Depuis début septembre, les manifestations dans les rues de Martinique ne se calment pas. Les tensions sont telles que les autorités ont instauré à Fort-de-France un couvre-feu depuis le 18 septembre. Le sujet du malaise : la vie toujours plus chère en Outre-mer.
Des Martiniquais ont manifesté contre le coût élevé de la vie devant un supermarché de la commune du François, le 21 septembre 2024. Photo : Flickr, Juanita
Dans le secteur de l’alimentation, le fossé est immense. En moyenne, le panier de courses alimentaires des Martiniquais est 40 % plus cher que le panier en métropole. Webex a passé à la loupe quatre produits du quotidien dans les Leclerc de Strasbourg Esplanade et du Lamentin.
Le prix des pâtes, du café et du lait est en moyenne 30 % plus élevé en Martinique. Au rayon viande, les coûts explosent. Pour deux steaks hachés, les consommateurs devront débourser 10 euros de plus. Et le différentiel ne se creuse pas seulement dans le secteur de l’alimentation.

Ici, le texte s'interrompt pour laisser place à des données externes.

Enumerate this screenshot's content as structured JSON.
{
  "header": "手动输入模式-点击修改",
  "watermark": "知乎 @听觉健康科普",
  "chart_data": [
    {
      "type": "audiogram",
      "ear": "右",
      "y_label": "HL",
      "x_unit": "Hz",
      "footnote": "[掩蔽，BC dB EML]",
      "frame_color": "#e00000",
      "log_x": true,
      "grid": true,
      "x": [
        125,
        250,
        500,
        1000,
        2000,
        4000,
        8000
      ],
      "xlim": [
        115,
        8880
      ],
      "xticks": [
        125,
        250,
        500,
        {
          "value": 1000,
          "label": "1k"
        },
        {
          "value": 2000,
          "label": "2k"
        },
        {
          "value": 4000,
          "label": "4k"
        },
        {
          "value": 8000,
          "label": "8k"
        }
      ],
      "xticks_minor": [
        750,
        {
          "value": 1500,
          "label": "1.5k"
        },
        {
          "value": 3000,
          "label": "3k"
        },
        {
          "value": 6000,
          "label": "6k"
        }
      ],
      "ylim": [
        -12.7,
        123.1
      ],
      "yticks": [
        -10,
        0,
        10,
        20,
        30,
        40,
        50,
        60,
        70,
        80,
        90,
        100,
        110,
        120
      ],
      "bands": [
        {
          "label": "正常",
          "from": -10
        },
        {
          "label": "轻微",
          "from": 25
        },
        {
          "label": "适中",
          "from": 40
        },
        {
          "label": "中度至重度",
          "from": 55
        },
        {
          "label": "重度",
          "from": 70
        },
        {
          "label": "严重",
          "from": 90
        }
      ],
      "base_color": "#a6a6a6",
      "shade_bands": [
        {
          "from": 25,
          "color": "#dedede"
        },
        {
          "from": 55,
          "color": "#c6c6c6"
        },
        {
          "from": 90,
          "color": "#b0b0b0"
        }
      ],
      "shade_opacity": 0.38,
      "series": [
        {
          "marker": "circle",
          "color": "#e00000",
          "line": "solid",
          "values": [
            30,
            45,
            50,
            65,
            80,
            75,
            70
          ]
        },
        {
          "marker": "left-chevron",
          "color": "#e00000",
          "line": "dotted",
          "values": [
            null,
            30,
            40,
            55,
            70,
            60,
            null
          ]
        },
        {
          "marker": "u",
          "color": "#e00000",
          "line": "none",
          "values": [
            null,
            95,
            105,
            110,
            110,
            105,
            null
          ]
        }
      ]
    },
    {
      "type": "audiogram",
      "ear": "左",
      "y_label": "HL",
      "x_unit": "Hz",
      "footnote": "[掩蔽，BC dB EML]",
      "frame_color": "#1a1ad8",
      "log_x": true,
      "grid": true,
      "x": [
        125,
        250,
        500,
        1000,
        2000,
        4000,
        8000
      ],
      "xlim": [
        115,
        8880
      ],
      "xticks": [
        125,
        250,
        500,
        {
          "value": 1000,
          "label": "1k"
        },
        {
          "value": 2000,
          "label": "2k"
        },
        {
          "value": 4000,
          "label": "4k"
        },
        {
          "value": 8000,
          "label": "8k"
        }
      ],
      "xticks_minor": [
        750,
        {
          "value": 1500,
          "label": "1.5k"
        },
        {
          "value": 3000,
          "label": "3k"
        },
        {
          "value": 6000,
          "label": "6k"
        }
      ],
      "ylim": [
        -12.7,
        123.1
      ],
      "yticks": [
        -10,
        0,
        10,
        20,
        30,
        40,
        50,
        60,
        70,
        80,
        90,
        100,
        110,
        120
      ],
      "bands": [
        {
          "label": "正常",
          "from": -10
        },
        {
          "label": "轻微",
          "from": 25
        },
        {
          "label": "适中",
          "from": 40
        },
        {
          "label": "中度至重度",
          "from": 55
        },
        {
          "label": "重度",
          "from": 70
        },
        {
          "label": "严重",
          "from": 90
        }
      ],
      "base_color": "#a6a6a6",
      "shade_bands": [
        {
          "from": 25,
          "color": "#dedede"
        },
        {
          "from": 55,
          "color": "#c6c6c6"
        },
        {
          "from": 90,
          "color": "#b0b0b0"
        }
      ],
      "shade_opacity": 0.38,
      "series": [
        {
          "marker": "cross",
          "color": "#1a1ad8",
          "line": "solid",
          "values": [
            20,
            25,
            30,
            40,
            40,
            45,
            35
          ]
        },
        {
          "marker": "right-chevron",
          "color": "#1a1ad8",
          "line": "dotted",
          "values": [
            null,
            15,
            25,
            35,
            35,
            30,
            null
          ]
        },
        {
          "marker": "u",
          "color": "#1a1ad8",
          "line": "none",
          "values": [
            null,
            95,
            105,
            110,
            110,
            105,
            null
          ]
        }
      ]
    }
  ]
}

Il y a quinze ans, la différence de prix entre la métropole et la Martinique était de 10 % selon l’Insee. Aujourd’hui, il faut compter 15 %.
Trois pistes peuvent éclairer cette augmentation.
Une économie dépendante de l’importation. La Martinique importe 87 % de ses ressources alimentaires. Pour que les produits arrivent sur l’île, il faut compter une quinzaine d’intermédiaires quand la distribution en métropole n’en fait intervenir que 5. À cela s’ajoute le coût du transport, par avion ou par bateau, souvent réfrigéré.
Une concurrence très faible. En Martinique comme dans les autres territoires d’Outre-mer, la distribution est gérée par un nombre restreint d’acteurs. Comme ils sont peu de concurrents, les prix ne baissent pas.
L’octroi de mer, l’impôt qui pèse lourd. Depuis 1670, cette taxe s’applique aux importations en Guadeloupe, Martinique, Guyane, à Mayotte et à La Réunion. Chaque produit a sa propre taxe et elle monte très vite, parfois jusqu’à 50 % du prix. Elle sert en théorie à financer les collectivités locales. Aujourd’hui elles sont, comme l’État, au cœur des critiques des manifestants.
Face à l’augmentation des prix, le niveau de vie des Martiniquais ne suit pas. D’après l’Insee, 27 % de la population martiniquaise vit sous le seuil de pauvreté, contre 14,5 % dans l’Hexagone. Le salaire moyen par an d’un Martiniquais est en moyenne 3 000 euros plus bas que celui d’un métropolitain. Ces inégalités ne font qu’aggraver les conflits entre l’État et les habitants de l’île antillaise.